Identifying places of encounter with Christ as scripture, prayer, liturgy, Eucharist and the Sacrament of Reconciliation, González suggested a penitential pathway could offer divorced and remarried persons a kind of “second baptism” where they can resolve a “conflict of values” between the indissolubility of marriage, human dignity, and salvation.

Quoting from Pope Francis’ homily during the recent Mass in Washington to canonize 18th-century Franciscan missionary Fr.
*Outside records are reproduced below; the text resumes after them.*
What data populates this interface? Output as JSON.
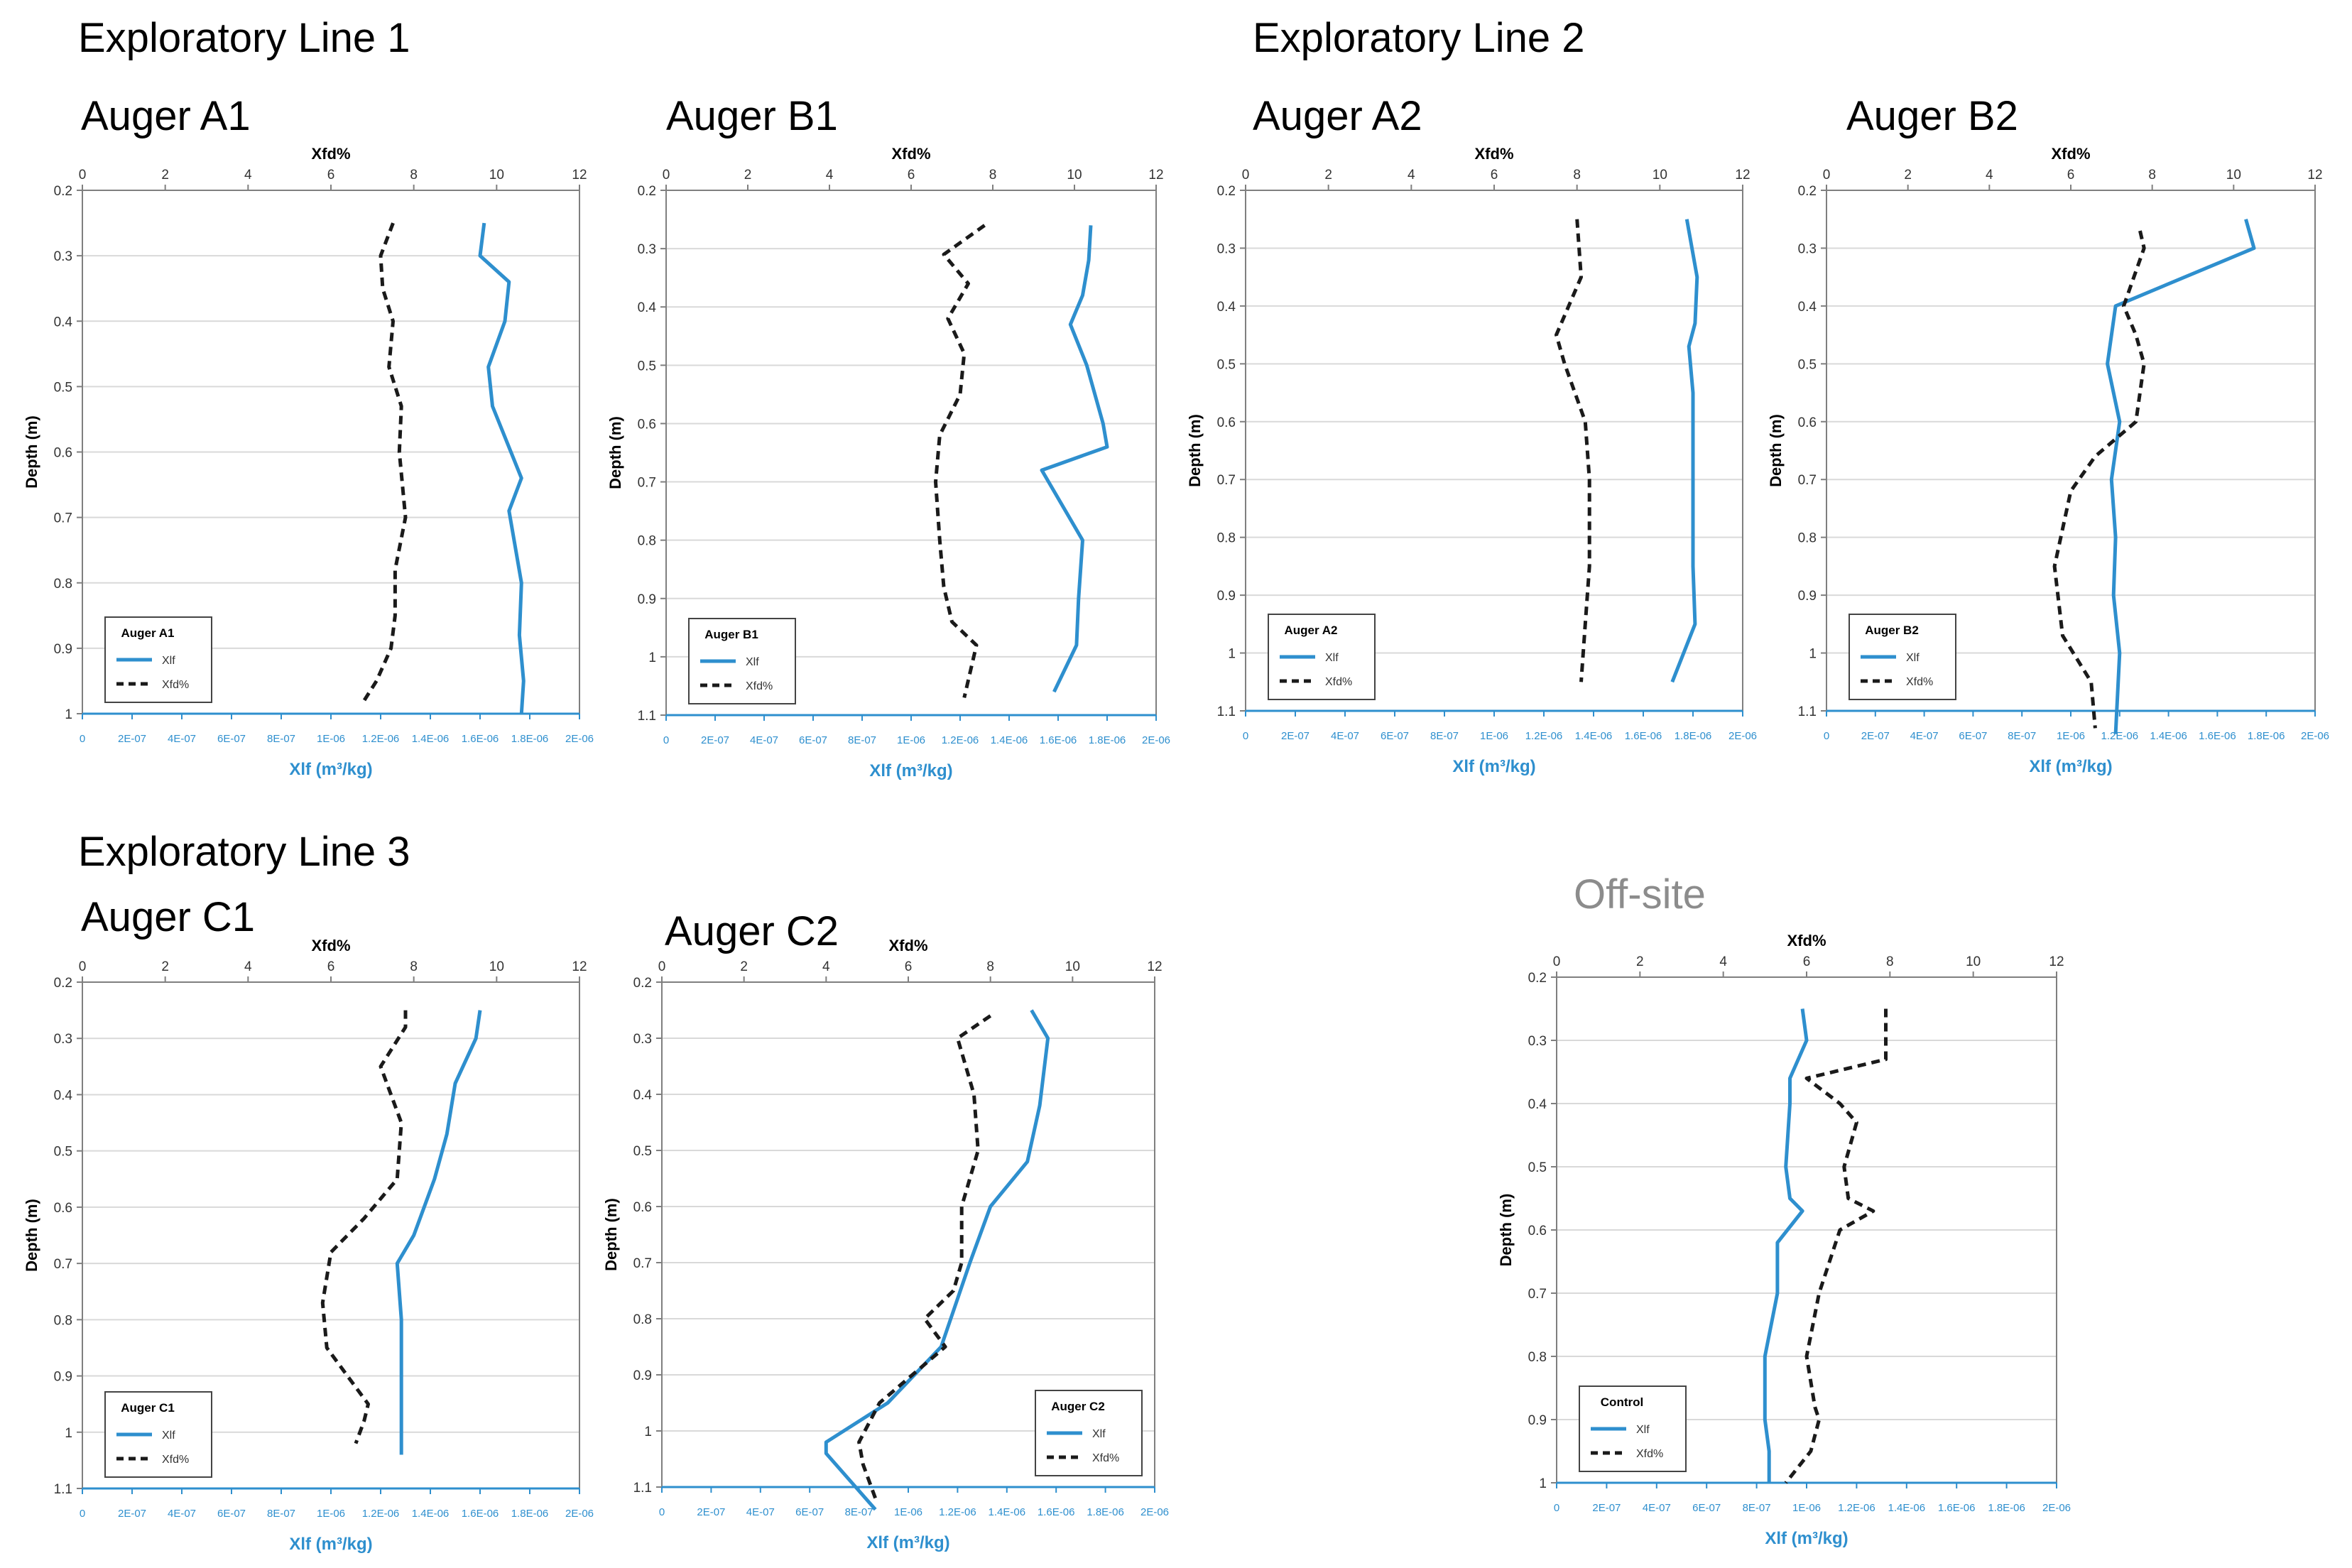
{
  "section_titles": {
    "line1": "Exploratory Line 1",
    "line2": "Exploratory Line 2",
    "line3": "Exploratory Line 3",
    "offsite": "Off-site"
  },
  "colors": {
    "xlf_line": "#2e8fce",
    "xfd_line": "#1a1a1a",
    "grid": "#d9d9d9",
    "axis_blue": "#2e8fce",
    "frame": "#7f7f7f"
  },
  "chart_data": [
    {
      "id": "A1",
      "type": "line",
      "title": "Auger A1",
      "x_top_label": "Xfd%",
      "x_bottom_label": "Xlf (m³/kg)",
      "ylabel": "Depth (m)",
      "xfd_lim": [
        0,
        12
      ],
      "xfd_ticks": [
        "0",
        "2",
        "4",
        "6",
        "8",
        "10",
        "12"
      ],
      "xlf_ticks": [
        "0",
        "2E-07",
        "4E-07",
        "6E-07",
        "8E-07",
        "1E-06",
        "1.2E-06",
        "1.4E-06",
        "1.6E-06",
        "1.8E-06",
        "2E-06"
      ],
      "ylim": [
        0.2,
        1.0
      ],
      "yticks": [
        "0.2",
        "0.3",
        "0.4",
        "0.5",
        "0.6",
        "0.7",
        "0.8",
        "0.9",
        "1"
      ],
      "legend": {
        "title": "Auger A1",
        "items": [
          "Xlf",
          "Xfd%"
        ]
      },
      "series": [
        {
          "name": "Xlf",
          "style": "solid",
          "axis": "xlf",
          "xfd_equiv": [
            9.7,
            9.6,
            10.3,
            10.2,
            9.8,
            9.9,
            10.6,
            10.3,
            10.6,
            10.55,
            10.65,
            10.6
          ],
          "depth": [
            0.25,
            0.3,
            0.34,
            0.4,
            0.47,
            0.53,
            0.64,
            0.69,
            0.8,
            0.88,
            0.95,
            1.0
          ]
        },
        {
          "name": "Xfd%",
          "style": "dashed",
          "axis": "xfd",
          "values": [
            7.5,
            7.2,
            7.25,
            7.5,
            7.4,
            7.7,
            7.65,
            7.8,
            7.55,
            7.55,
            7.45,
            7.1,
            6.8
          ],
          "depth": [
            0.25,
            0.3,
            0.35,
            0.4,
            0.47,
            0.53,
            0.6,
            0.7,
            0.78,
            0.85,
            0.9,
            0.95,
            0.98
          ]
        }
      ]
    },
    {
      "id": "B1",
      "type": "line",
      "title": "Auger B1",
      "x_top_label": "Xfd%",
      "x_bottom_label": "Xlf (m³/kg)",
      "ylabel": "Depth (m)",
      "xfd_lim": [
        0,
        12
      ],
      "xfd_ticks": [
        "0",
        "2",
        "4",
        "6",
        "8",
        "10",
        "12"
      ],
      "xlf_ticks": [
        "0",
        "2E-07",
        "4E-07",
        "6E-07",
        "8E-07",
        "1E-06",
        "1.2E-06",
        "1.4E-06",
        "1.6E-06",
        "1.8E-06",
        "2E-06"
      ],
      "ylim": [
        0.2,
        1.1
      ],
      "yticks": [
        "0.2",
        "0.3",
        "0.4",
        "0.5",
        "0.6",
        "0.7",
        "0.8",
        "0.9",
        "1",
        "1.1"
      ],
      "legend": {
        "title": "Auger B1",
        "items": [
          "Xlf",
          "Xfd%"
        ]
      },
      "series": [
        {
          "name": "Xlf",
          "style": "solid",
          "axis": "xlf",
          "xfd_equiv": [
            10.4,
            10.35,
            10.2,
            9.9,
            10.3,
            10.7,
            10.8,
            9.2,
            10.2,
            10.1,
            10.05,
            9.5
          ],
          "depth": [
            0.26,
            0.32,
            0.38,
            0.43,
            0.5,
            0.6,
            0.64,
            0.68,
            0.8,
            0.9,
            0.98,
            1.06
          ]
        },
        {
          "name": "Xfd%",
          "style": "dashed",
          "axis": "xfd",
          "values": [
            7.8,
            6.8,
            7.4,
            6.9,
            7.3,
            7.2,
            6.7,
            6.6,
            6.7,
            6.8,
            7.0,
            7.6,
            7.3
          ],
          "depth": [
            0.26,
            0.31,
            0.36,
            0.42,
            0.48,
            0.55,
            0.62,
            0.7,
            0.8,
            0.88,
            0.94,
            0.98,
            1.07
          ]
        }
      ]
    },
    {
      "id": "A2",
      "type": "line",
      "title": "Auger A2",
      "x_top_label": "Xfd%",
      "x_bottom_label": "Xlf (m³/kg)",
      "ylabel": "Depth (m)",
      "xfd_lim": [
        0,
        12
      ],
      "xfd_ticks": [
        "0",
        "2",
        "4",
        "6",
        "8",
        "10",
        "12"
      ],
      "xlf_ticks": [
        "0",
        "2E-07",
        "4E-07",
        "6E-07",
        "8E-07",
        "1E-06",
        "1.2E-06",
        "1.4E-06",
        "1.6E-06",
        "1.8E-06",
        "2E-06"
      ],
      "ylim": [
        0.2,
        1.1
      ],
      "yticks": [
        "0.2",
        "0.3",
        "0.4",
        "0.5",
        "0.6",
        "0.7",
        "0.8",
        "0.9",
        "1",
        "1.1"
      ],
      "legend": {
        "title": "Auger A2",
        "items": [
          "Xlf",
          "Xfd%"
        ]
      },
      "series": [
        {
          "name": "Xlf",
          "style": "solid",
          "axis": "xlf",
          "xfd_equiv": [
            10.65,
            10.9,
            10.85,
            10.7,
            10.8,
            10.8,
            10.8,
            10.85,
            10.3
          ],
          "depth": [
            0.25,
            0.35,
            0.43,
            0.47,
            0.55,
            0.7,
            0.85,
            0.95,
            1.05
          ]
        },
        {
          "name": "Xfd%",
          "style": "dashed",
          "axis": "xfd",
          "values": [
            8.0,
            8.1,
            7.8,
            7.5,
            7.7,
            8.2,
            8.3,
            8.3,
            8.2,
            8.1
          ],
          "depth": [
            0.25,
            0.35,
            0.4,
            0.45,
            0.5,
            0.6,
            0.7,
            0.85,
            0.95,
            1.05
          ]
        }
      ]
    },
    {
      "id": "B2",
      "type": "line",
      "title": "Auger B2",
      "x_top_label": "Xfd%",
      "x_bottom_label": "Xlf (m³/kg)",
      "ylabel": "Depth (m)",
      "xfd_lim": [
        0,
        12
      ],
      "xfd_ticks": [
        "0",
        "2",
        "4",
        "6",
        "8",
        "10",
        "12"
      ],
      "xlf_ticks": [
        "0",
        "2E-07",
        "4E-07",
        "6E-07",
        "8E-07",
        "1E-06",
        "1.2E-06",
        "1.4E-06",
        "1.6E-06",
        "1.8E-06",
        "2E-06"
      ],
      "ylim": [
        0.2,
        1.1
      ],
      "yticks": [
        "0.2",
        "0.3",
        "0.4",
        "0.5",
        "0.6",
        "0.7",
        "0.8",
        "0.9",
        "1",
        "1.1"
      ],
      "legend": {
        "title": "Auger B2",
        "items": [
          "Xlf",
          "Xfd%"
        ]
      },
      "series": [
        {
          "name": "Xlf",
          "style": "solid",
          "axis": "xlf",
          "xfd_equiv": [
            10.3,
            10.5,
            7.1,
            6.9,
            7.2,
            7.0,
            7.1,
            7.05,
            7.2,
            7.1
          ],
          "depth": [
            0.25,
            0.3,
            0.4,
            0.5,
            0.6,
            0.7,
            0.8,
            0.9,
            1.0,
            1.14
          ]
        },
        {
          "name": "Xfd%",
          "style": "dashed",
          "axis": "xfd",
          "values": [
            7.7,
            7.8,
            7.3,
            7.6,
            7.8,
            7.6,
            6.6,
            6.0,
            5.6,
            5.8,
            6.5,
            6.6
          ],
          "depth": [
            0.27,
            0.3,
            0.4,
            0.45,
            0.5,
            0.6,
            0.66,
            0.72,
            0.85,
            0.97,
            1.05,
            1.13
          ]
        }
      ]
    },
    {
      "id": "C1",
      "type": "line",
      "title": "Auger C1",
      "x_top_label": "Xfd%",
      "x_bottom_label": "Xlf (m³/kg)",
      "ylabel": "Depth (m)",
      "xfd_lim": [
        0,
        12
      ],
      "xfd_ticks": [
        "0",
        "2",
        "4",
        "6",
        "8",
        "10",
        "12"
      ],
      "xlf_ticks": [
        "0",
        "2E-07",
        "4E-07",
        "6E-07",
        "8E-07",
        "1E-06",
        "1.2E-06",
        "1.4E-06",
        "1.6E-06",
        "1.8E-06",
        "2E-06"
      ],
      "ylim": [
        0.2,
        1.1
      ],
      "yticks": [
        "0.2",
        "0.3",
        "0.4",
        "0.5",
        "0.6",
        "0.7",
        "0.8",
        "0.9",
        "1",
        "1.1"
      ],
      "legend": {
        "title": "Auger C1",
        "items": [
          "Xlf",
          "Xfd%"
        ]
      },
      "series": [
        {
          "name": "Xlf",
          "style": "solid",
          "axis": "xlf",
          "xfd_equiv": [
            9.6,
            9.5,
            9.0,
            8.8,
            8.5,
            8.0,
            7.6,
            7.7,
            7.7,
            7.7,
            7.7
          ],
          "depth": [
            0.25,
            0.3,
            0.38,
            0.47,
            0.55,
            0.65,
            0.7,
            0.8,
            0.9,
            0.97,
            1.04
          ]
        },
        {
          "name": "Xfd%",
          "style": "dashed",
          "axis": "xfd",
          "values": [
            7.8,
            7.8,
            7.2,
            7.7,
            7.6,
            6.8,
            6.0,
            5.8,
            5.9,
            6.4,
            6.9,
            6.8,
            6.6
          ],
          "depth": [
            0.25,
            0.28,
            0.35,
            0.45,
            0.55,
            0.62,
            0.68,
            0.77,
            0.85,
            0.9,
            0.95,
            0.98,
            1.02
          ]
        }
      ]
    },
    {
      "id": "C2",
      "type": "line",
      "title": "Auger C2",
      "x_top_label": "Xfd%",
      "x_bottom_label": "Xlf (m³/kg)",
      "ylabel": "Depth (m)",
      "xfd_lim": [
        0,
        12
      ],
      "xfd_ticks": [
        "0",
        "2",
        "4",
        "6",
        "8",
        "10",
        "12"
      ],
      "xlf_ticks": [
        "0",
        "2E-07",
        "4E-07",
        "6E-07",
        "8E-07",
        "1E-06",
        "1.2E-06",
        "1.4E-06",
        "1.6E-06",
        "1.8E-06",
        "2E-06"
      ],
      "ylim": [
        0.2,
        1.1
      ],
      "yticks": [
        "0.2",
        "0.3",
        "0.4",
        "0.5",
        "0.6",
        "0.7",
        "0.8",
        "0.9",
        "1",
        "1.1"
      ],
      "legend": {
        "title": "Auger C2",
        "items": [
          "Xlf",
          "Xfd%"
        ]
      },
      "series": [
        {
          "name": "Xlf",
          "style": "solid",
          "axis": "xlf",
          "xfd_equiv": [
            9.0,
            9.4,
            9.2,
            8.9,
            8.0,
            7.5,
            6.8,
            5.5,
            4.0,
            4.0,
            5.2
          ],
          "depth": [
            0.25,
            0.3,
            0.42,
            0.52,
            0.6,
            0.7,
            0.85,
            0.95,
            1.02,
            1.04,
            1.14
          ]
        },
        {
          "name": "Xfd%",
          "style": "dashed",
          "axis": "xfd",
          "values": [
            8.0,
            7.2,
            7.6,
            7.7,
            7.3,
            7.3,
            7.1,
            6.4,
            6.9,
            5.3,
            4.8,
            4.9,
            5.2
          ],
          "depth": [
            0.26,
            0.3,
            0.4,
            0.5,
            0.6,
            0.7,
            0.75,
            0.8,
            0.85,
            0.95,
            1.02,
            1.06,
            1.12
          ]
        }
      ]
    },
    {
      "id": "Control",
      "type": "line",
      "title": "",
      "x_top_label": "Xfd%",
      "x_bottom_label": "Xlf (m³/kg)",
      "ylabel": "Depth (m)",
      "xfd_lim": [
        0,
        12
      ],
      "xfd_ticks": [
        "0",
        "2",
        "4",
        "6",
        "8",
        "10",
        "12"
      ],
      "xlf_ticks": [
        "0",
        "2E-07",
        "4E-07",
        "6E-07",
        "8E-07",
        "1E-06",
        "1.2E-06",
        "1.4E-06",
        "1.6E-06",
        "1.8E-06",
        "2E-06"
      ],
      "ylim": [
        0.2,
        1.0
      ],
      "yticks": [
        "0.2",
        "0.3",
        "0.4",
        "0.5",
        "0.6",
        "0.7",
        "0.8",
        "0.9",
        "1"
      ],
      "legend": {
        "title": "Control",
        "items": [
          "Xlf",
          "Xfd%"
        ]
      },
      "series": [
        {
          "name": "Xlf",
          "style": "solid",
          "axis": "xlf",
          "xfd_equiv": [
            5.9,
            6.0,
            5.6,
            5.6,
            5.5,
            5.6,
            5.9,
            5.3,
            5.3,
            5.0,
            5.0,
            5.1,
            5.1
          ],
          "depth": [
            0.25,
            0.3,
            0.36,
            0.4,
            0.5,
            0.55,
            0.57,
            0.62,
            0.7,
            0.8,
            0.9,
            0.95,
            1.0
          ]
        },
        {
          "name": "Xfd%",
          "style": "dashed",
          "axis": "xfd",
          "values": [
            7.9,
            7.9,
            6.0,
            6.8,
            7.2,
            6.9,
            7.0,
            7.6,
            6.8,
            6.3,
            6.0,
            6.2,
            6.3,
            6.1,
            5.5
          ],
          "depth": [
            0.25,
            0.33,
            0.36,
            0.4,
            0.43,
            0.5,
            0.55,
            0.57,
            0.6,
            0.7,
            0.8,
            0.88,
            0.9,
            0.95,
            1.0
          ]
        }
      ]
    }
  ]
}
Junipero Serra, the archbishop said the pope reminded Catholics that Jesus “did not provide a short list of who is, or is not, worthy of receiving his message and his presence.”

“Far from expecting a pretty life, smartly-dressed and neatly groomed, he embraced life as he found it,” González quoted the pope’s homily. “It made no difference whether it was dirty, unkempt, broken.”

“Without going into the details of the moral responsibility towards their children: Would it be right that in a couple one spouse leaves with the pretext to live in chastity?” the archbishop asked the synod prelates.

“Where is the dignity and responsibility towards the person abandoned?” he continued. “If we believe in the efficacy of the penitential sacrament as a sacrament of conversion, then: why deny it to someone, who we can guide to meet the Lord who can convert him/her?”

“This penitential journey, with renewed purpose to bring back to the right path these brothers and sisters, will have the conditions of possibility for which, extraordinarily, they may progressively assume the gifts of God and its requirements,” said the archbishop, quoting again from Familiaris consortio.

“This implies that in the penitential journey these brothers and sisters resume their ecclesiastic union through the Eucharist, when the conditions established by the Church are verified,” said González.

“This will not be a prize because they are good, but it will be their strength in weakness … an aid to help them continue on the journey,” said the archbishop. “The consecrated host is the medicine for the soul, and whoever has a wound looks for medicine, says St. Ambrose.”